Dan karena duit juga kalau semisalnya ada seseorang yang nggak suka sama
lu, si orang itu pengin lu di DO dari
kampus dan terlebih dia anak penjabat kampus, lu bisa aja main didepak.”
Pernyataan itu muncul setelah gue mempertanyakan kepada umi gue
tentang anak tetangga yang tidak melanjutkan kuliah, padahal ia termasuk orang
kaya. Karena setiap gue ada di rumah, gue selalu menemukan si anak tetangga
itu. Tapi ketika umi gue bilang kalau si anak tetangga itu nggak berhasil diterima
di akademik kepolisian, seketika aja gue berasumsi, “dari SMP dia udah dididik dengan cara yang salah, sih. Orangtuanya gak
pernah mengajarkan si anak itu buat berusaha terlebih dahulu. Masuk SMP pake
jalan belakang, SMA juga. Mentang-mentang banyak duit, semua pake cara gampang.
Kalau si orangtuanya selalu memanjakan itu anak, aku, sih, cuma kasihan sama
dia. Dia jadi nggak tahu gimana rasanya susah, dia jadi nggak tahu gimana
rasanya berjuang dengan jeripayahnya sendiri. Kalau nanti dia menemukan masalah
yang besar, takutnya dia nggak bisa survive sama masalahnya itu.”
Umi gue cuma menyimak, abang gue yang sedang asyik
mengepul-ngepulkan rokoknya itu dengan gamblangnya dia berbicara, “bagi orang yang punya banyak duit mah bebas,
mau ngapain aja enak. Jangankan sekolah, kerja aja sekarang mah banyak yang
pake jalan belakang. Contohnya pns, banyak, kok, yang rela ngeluarin berjuta-juta
sampe beratus-ratus juta cuma buat dapetin banyak duit. Jaman sekarang apa,
sih, yang nggak bisa dibeli pake duit. Orang ke neraka bisa gara-gara duit, ke
surga juga sama, butuh duit. kalau mau sedekah harus pake duit, kan?
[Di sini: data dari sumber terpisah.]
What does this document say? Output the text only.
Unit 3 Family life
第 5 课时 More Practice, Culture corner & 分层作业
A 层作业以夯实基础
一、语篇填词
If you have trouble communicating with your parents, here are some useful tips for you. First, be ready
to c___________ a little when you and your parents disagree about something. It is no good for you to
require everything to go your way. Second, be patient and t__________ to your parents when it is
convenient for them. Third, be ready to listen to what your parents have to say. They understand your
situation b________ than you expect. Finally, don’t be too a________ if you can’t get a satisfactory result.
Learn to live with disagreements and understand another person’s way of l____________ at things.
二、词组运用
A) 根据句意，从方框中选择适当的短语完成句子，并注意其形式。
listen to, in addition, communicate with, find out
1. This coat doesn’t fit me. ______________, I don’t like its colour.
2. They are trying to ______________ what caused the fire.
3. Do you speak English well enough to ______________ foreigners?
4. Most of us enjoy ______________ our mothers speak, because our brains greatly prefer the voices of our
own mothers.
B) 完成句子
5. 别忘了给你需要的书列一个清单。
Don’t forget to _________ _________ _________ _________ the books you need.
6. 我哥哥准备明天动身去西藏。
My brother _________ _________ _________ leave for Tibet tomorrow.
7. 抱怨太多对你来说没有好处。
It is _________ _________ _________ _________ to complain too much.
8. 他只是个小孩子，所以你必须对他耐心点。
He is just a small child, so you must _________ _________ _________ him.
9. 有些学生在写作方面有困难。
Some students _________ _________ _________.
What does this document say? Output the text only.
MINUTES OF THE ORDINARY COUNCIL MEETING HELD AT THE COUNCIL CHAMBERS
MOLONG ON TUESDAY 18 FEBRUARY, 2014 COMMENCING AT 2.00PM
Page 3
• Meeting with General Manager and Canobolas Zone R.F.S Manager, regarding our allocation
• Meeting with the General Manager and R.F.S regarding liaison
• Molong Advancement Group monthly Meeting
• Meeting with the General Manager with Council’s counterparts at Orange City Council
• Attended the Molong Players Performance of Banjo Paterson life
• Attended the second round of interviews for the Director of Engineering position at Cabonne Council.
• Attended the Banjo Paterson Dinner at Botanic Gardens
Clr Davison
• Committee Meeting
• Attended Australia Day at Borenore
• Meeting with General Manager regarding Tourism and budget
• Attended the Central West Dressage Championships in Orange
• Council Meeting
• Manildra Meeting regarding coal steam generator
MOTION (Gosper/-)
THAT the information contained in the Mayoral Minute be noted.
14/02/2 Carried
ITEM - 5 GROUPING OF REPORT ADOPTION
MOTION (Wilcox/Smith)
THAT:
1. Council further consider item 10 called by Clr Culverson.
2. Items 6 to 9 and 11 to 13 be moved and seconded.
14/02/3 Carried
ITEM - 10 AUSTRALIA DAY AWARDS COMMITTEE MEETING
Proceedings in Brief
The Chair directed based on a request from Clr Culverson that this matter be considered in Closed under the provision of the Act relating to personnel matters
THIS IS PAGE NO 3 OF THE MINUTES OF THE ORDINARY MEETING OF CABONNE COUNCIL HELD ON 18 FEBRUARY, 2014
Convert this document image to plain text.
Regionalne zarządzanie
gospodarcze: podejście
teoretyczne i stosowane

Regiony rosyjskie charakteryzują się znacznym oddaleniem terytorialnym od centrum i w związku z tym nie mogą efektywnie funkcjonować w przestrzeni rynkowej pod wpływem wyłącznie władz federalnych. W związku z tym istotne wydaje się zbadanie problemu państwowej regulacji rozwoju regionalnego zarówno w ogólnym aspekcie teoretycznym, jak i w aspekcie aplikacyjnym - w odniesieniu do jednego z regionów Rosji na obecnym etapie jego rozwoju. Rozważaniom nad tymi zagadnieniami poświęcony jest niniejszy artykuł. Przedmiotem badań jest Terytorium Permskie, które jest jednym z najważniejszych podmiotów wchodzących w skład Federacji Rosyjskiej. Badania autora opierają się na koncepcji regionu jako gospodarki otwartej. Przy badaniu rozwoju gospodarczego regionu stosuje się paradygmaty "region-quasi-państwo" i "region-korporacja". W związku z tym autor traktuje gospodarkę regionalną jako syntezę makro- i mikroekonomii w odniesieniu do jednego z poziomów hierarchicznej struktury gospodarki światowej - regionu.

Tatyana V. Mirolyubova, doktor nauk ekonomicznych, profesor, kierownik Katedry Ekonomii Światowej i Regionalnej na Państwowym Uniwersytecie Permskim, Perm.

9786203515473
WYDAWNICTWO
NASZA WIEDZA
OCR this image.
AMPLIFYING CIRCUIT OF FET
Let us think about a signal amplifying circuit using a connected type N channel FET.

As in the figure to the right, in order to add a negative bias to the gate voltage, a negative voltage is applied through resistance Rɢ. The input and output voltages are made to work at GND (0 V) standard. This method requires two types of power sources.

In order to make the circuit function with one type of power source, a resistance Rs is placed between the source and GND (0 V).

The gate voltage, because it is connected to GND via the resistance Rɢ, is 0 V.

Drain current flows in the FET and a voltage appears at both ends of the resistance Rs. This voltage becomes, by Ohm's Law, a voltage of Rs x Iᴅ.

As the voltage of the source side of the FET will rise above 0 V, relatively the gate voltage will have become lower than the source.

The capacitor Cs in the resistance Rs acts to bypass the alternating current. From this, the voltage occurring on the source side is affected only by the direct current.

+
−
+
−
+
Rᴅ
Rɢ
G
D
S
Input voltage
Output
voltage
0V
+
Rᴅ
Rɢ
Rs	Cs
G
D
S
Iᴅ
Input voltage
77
Berdakwah
ke mana-mana juga selalu pake duit, kan?"
Tentu jawaban abang gue ini bisa didebat, tapi gue nggak mau mendebatnya.
Apalagi itu hanya timbul dari asumsinya belaka, kalau didebatin keadaan malah
semakin tersulut.
“Tapi di akhirat nggak ada
duit, A.” kata gue akhirnya setelah lama mendengarkan omongan abang gue itu.
“Ya, memang nggak ada.” katanya sebelum melanjutkan, “tapi
balik lagi, semua orang butuh duit. Lu kuliah alasannya supaya nanti lu dapat
kerjaan yang bagus, kan? Punya suami penginnya yang mapan juga, kan? Sekeras
apapun lu membual tapi kenyataannya memang begitu. Kebanyakan perempuan nggak
mau punya suami yang nggak punya duit. lu tahu sendiri harga make-up dan segala
baladanya mahal-mahal.”
“Kesimpulannya apa"?
tanya gue lagi.
“Tanpa disadari semua orang udah jadi hamba duit.” Ia mengakhiri perkataannya bersamaan dengan puntung rokok yang
tandas dibakar.
Setelah mendengar itu rasanya gue pengin bilang, ”haduh, A, hidup itu lebih dari sekadar duit.
Lebih indah dari sekadar apa yang bisa dilihat di dunia. Lebih banyak dari apa
yang disediakan yang fana. Dan nggak bisa juga menyebut semua orang itu hamba
duit. Ah!”
Memang, sih, jika kita memandang hidup
hanya dari segi materi, semua terasa runyam. Terlebih ketika keadaan dompet
mulai mencekik. Ditambah kebutuhan hidup yang harganya semakin melangit, seolah
bau ajal sudah mencuat di atas ubun. Pusing tak terhindarkan. Bukan hal yang tabu juga di zaman yang
sudah edan ini, banyak orang yang sudah men-Tuhan-kan duit. Berbagai macam
jalan dilakukan demi mendapatkan sekarung uang. Sekalipun itu didapatkan dengan
cara yang haram jadah. Tuhan dinomor sekiankan, sedangkan uang diprioritaskan
di atas segalanya. Bukankah ini edan?
Bagi manusia yang tak waras, bisa jadi
sah-sah saja mendapatkan uang dengan cara yang disukai setan, menjual birahi sampai pagi misalnya. Tapi apakah Tuhan sudi menerima cara itu? Tentu tidak.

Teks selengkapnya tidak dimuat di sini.